As you may have already guessed, NF
variable is the columns' count
of the current input line (record).
Just after reading each input line, AWK counts the fields (coulumns) of the line
and set the NF
accordingly.
We can then refer to each field as $1
, $2
, …$NF
,
while fields are separated by AWK by the means of the FS
variable.
FS
stands for field separator and by default is any number of
consequent space and tab cracters.
If input is a CSV file, then we must set FS
to ",
",
while if input fields are tab separated, then we must set FS
to "\t
".
Regular Expressions
Regular Expressions (RE) are tightly coupled with AWK because AWK talks the language of REs out of the box, e.g. in the following AWK script the pattern sections are just RE matches:
BEGIN { ascetion = bsection = 0 } /^[aA][0-9]+/ { asection++ } /^[bB][0-9]+/ { bsection++ } END { print asection, bsection }
The first pattern is a regular expression match as the two slashes (/
) denote.
Actually the first pattern means: $0 matches ^[aA][0-9]+
regular expression.
But what exactly does this mean? In the RE dialect the ^
denotes the beginning
of the checked item (in this case the checked item is the whole line, so the ^
symbol denotes the beginning of the line), followed by the letters a
and
A
enclosed in brackets, which means one of the two letters a
or A
, followed by a string of numerical digits (at least one).

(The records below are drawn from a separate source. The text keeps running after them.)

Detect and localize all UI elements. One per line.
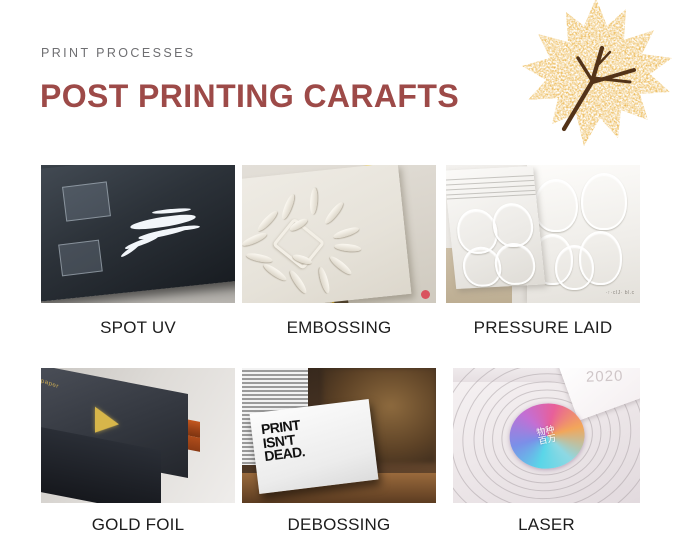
caption-pressure-laid: PRESSURE LAID <box>446 318 640 338</box>
gallery-item-laser[interactable]: 2020 物种百万 LASER <box>453 368 640 535</box>
gallery-item-embossing[interactable]: EMBOSSING <box>242 165 436 338</box>
gallery-row-1: SPOT UV <box>0 165 680 345</box>
gallery-item-spot-uv[interactable]: SPOT UV <box>41 165 235 338</box>
laser-year-text: 2020 <box>586 368 624 385</box>
gallery-item-gold-foil[interactable]: paper GOLD FOIL <box>41 368 235 535</box>
caption-laser: LASER <box>453 515 640 535</box>
gold-foil-image[interactable]: paper <box>41 368 235 503</box>
debossing-line-3: DEAD. <box>263 445 305 463</box>
gallery-item-pressure-laid[interactable]: ·↑·cIJ· bl.c PRESSURE LAID <box>446 165 640 338</box>
caption-gold-foil: GOLD FOIL <box>41 515 235 535</box>
caption-debossing: DEBOSSING <box>242 515 436 535</box>
kicker-text: PRINT PROCESSES <box>41 46 196 60</box>
page-title: POST PRINTING CARAFTS <box>40 80 459 112</box>
gallery-row-2: paper GOLD FOIL PRINT ISN'T DEAD. DEBOS <box>0 368 680 544</box>
spot-uv-image[interactable] <box>41 165 235 303</box>
gold-foil-wordmark: paper <box>41 378 59 390</box>
embossing-image[interactable] <box>242 165 436 303</box>
gold-foil-triangle-icon <box>95 406 119 437</box>
gallery-item-debossing[interactable]: PRINT ISN'T DEAD. DEBOSSING <box>242 368 436 535</box>
debossing-card-text: PRINT ISN'T DEAD. <box>260 419 305 464</box>
laser-image[interactable]: 2020 物种百万 <box>453 368 640 503</box>
maple-leaf-icon <box>514 0 674 148</box>
debossing-image[interactable]: PRINT ISN'T DEAD. <box>242 368 436 503</box>
page-header: PRINT PROCESSES POST PRINTING CARAFTS <box>0 0 680 152</box>
laser-sticker-text: 物种百万 <box>536 424 558 446</box>
pressure-laid-image[interactable]: ·↑·cIJ· bl.c <box>446 165 640 303</box>
caption-spot-uv: SPOT UV <box>41 318 235 338</box>
caption-embossing: EMBOSSING <box>242 318 436 338</box>
pressure-laid-micro-text: ·↑·cIJ· bl.c <box>606 290 635 296</box>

This RE matches the following lines:
a1 This is a… A1.1 In this chapter… A29 All of the… a30B12 Any of these…
We've emphasized the matched part of the line.

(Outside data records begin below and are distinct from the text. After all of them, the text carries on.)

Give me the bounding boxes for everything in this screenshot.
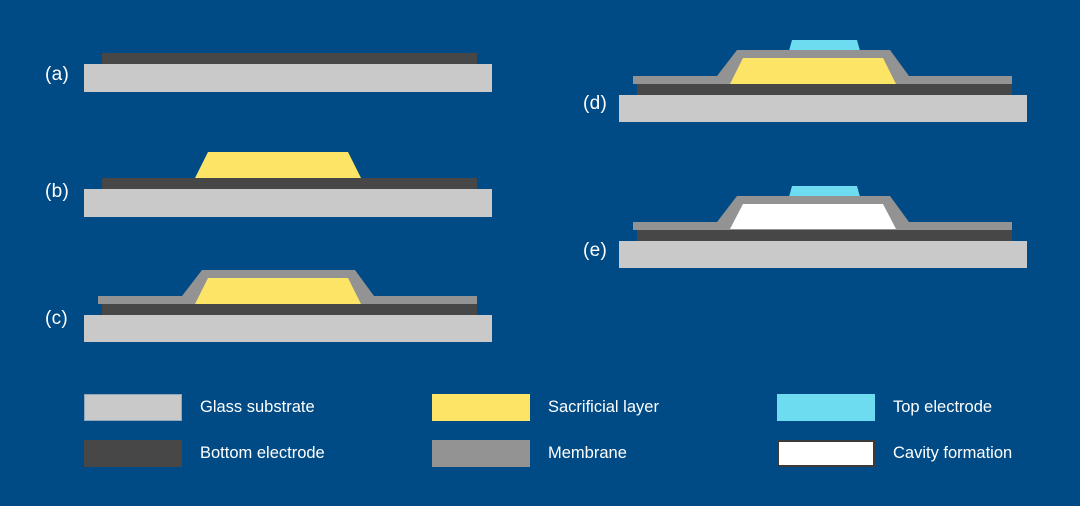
glass-substrate-layer [84, 315, 492, 342]
top-electrode-swatch [777, 394, 875, 421]
legend-item-bottom-electrode: Bottom electrode [84, 438, 325, 468]
legend-label-sacrificial-layer: Sacrificial layer [548, 399, 659, 416]
glass-substrate-layer [619, 95, 1027, 122]
bottom-electrode-layer [102, 178, 477, 189]
panel-c-cross-section [80, 262, 500, 342]
bottom-electrode-swatch [84, 440, 182, 467]
panel-c-label: (c) [45, 308, 68, 330]
legend-item-top-electrode: Top electrode [777, 392, 992, 422]
panel-e: (e) [0, 0, 540, 140]
panel-e-cross-section [615, 178, 1035, 268]
legend-column-3: Top electrode Cavity formation [765, 382, 1080, 482]
sacrificial-layer [730, 58, 896, 84]
legend-label-cavity-formation: Cavity formation [893, 445, 1012, 462]
glass-substrate-layer [84, 189, 492, 217]
cavity-region [730, 204, 896, 229]
legend-item-membrane: Membrane [432, 438, 627, 468]
legend: Glass substrate Bottom electrode Sacrifi… [0, 382, 1080, 482]
membrane-swatch [432, 440, 530, 467]
sacrificial-layer-swatch [432, 394, 530, 421]
panel-d-cross-section [615, 32, 1035, 122]
legend-label-glass-substrate: Glass substrate [200, 399, 315, 416]
bottom-electrode-layer [637, 84, 1012, 95]
panel-b-label: (b) [45, 181, 69, 203]
sacrificial-layer [195, 278, 361, 304]
legend-item-cavity-formation: Cavity formation [777, 438, 1012, 468]
legend-item-glass-substrate: Glass substrate [84, 392, 315, 422]
legend-label-top-electrode: Top electrode [893, 399, 992, 416]
glass-substrate-layer [619, 241, 1027, 268]
panel-d-label: (d) [583, 93, 607, 115]
legend-column-2: Sacrificial layer Membrane [420, 382, 780, 482]
cavity-formation-swatch [777, 440, 875, 467]
glass-substrate-swatch [84, 394, 182, 421]
legend-column-1: Glass substrate Bottom electrode [72, 382, 432, 482]
legend-label-membrane: Membrane [548, 445, 627, 462]
process-flow-figure: (a) (b) (c) [0, 0, 1080, 506]
panel-e-label: (e) [583, 240, 607, 262]
panel-b-cross-section [80, 142, 500, 217]
bottom-electrode-layer [102, 304, 477, 315]
legend-item-sacrificial-layer: Sacrificial layer [432, 392, 659, 422]
sacrificial-layer [195, 152, 361, 178]
bottom-electrode-layer [637, 230, 1012, 241]
legend-label-bottom-electrode: Bottom electrode [200, 445, 325, 462]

The second pattern is similar, but the first letter must be b
or
B
for the line to be matched.
Now let's say that we want the above REs to be matched
by the second field instead of the whole line.
There comes ~
, the so called match operator, to rescue:
BEGIN { ascetion = bsection = 0 } $2 ~ /^[aA][0-9]+/ { asection++ } $2 ~ /^[bB][0-9]+/ { bsection++ } END { print asection, bsection }
The above script is readed as: Before reading any input, set asection
and bsection
counters to zero.
For lines where the second field begins with a
or A
followed
by at least one numerical digit, increase asection
by one.
For lines where the second field begins with b
or B
followed
by at least one numerical digit, increase bsection
by one.
After processing all of the input lines, print asection
and
bsection
counters.
I/O redirection
It's very easy for AWK to redirect input and output.
Actually, redirecting I/O in AWK is very similar to shell I/O redirection:
AWK and shell use the same redirection operators, namely ">
"
for output redirection, "<
" for input redirection,
">>
for appending data to files and
"|
" for piping data to another running program.
Warning!
Because it's so easy for AWK to redirect output to files, you must know
what you are doing or else you are risking your files and data!
Let's say we want our program to filter input lines as follows: All lines with 3d column value less than a given number (min) to be collected to a file, lines with 3d column value greater than another given number (max) to be collected to another file, while all lines with 3d column value between min and max to be printed to standard output. Here is the AWK program to run this task:
$3 < min { print >less; next } $3 > max { print >more; next } { print }
Assuming the data file is named data
and the above program is stored to
filter.awk
file, we can create files less10
and
more20
by running:
awk -v min=10 -v less="less10" -v max=20 -v more="more20" -f filter.awk data
Conclusion
Nowdays there exist plenty of amazing software languages, tools, frameworks, APIs etc for handling almost every need arising in our full computerised world, from simple calculations, to outer space communications, nanorobotics and machine learning. There is no single piece of software to meet every computer need out there, but AWK is a handy single program found in every computer system, standing there listening to your needs without asking for tons of supporting software, neither asking for super extra high payed experts on software engineering, nor for supercomputer sized machines in order to carry out from the simplest to the most complex tasks, just by following a few lines of code.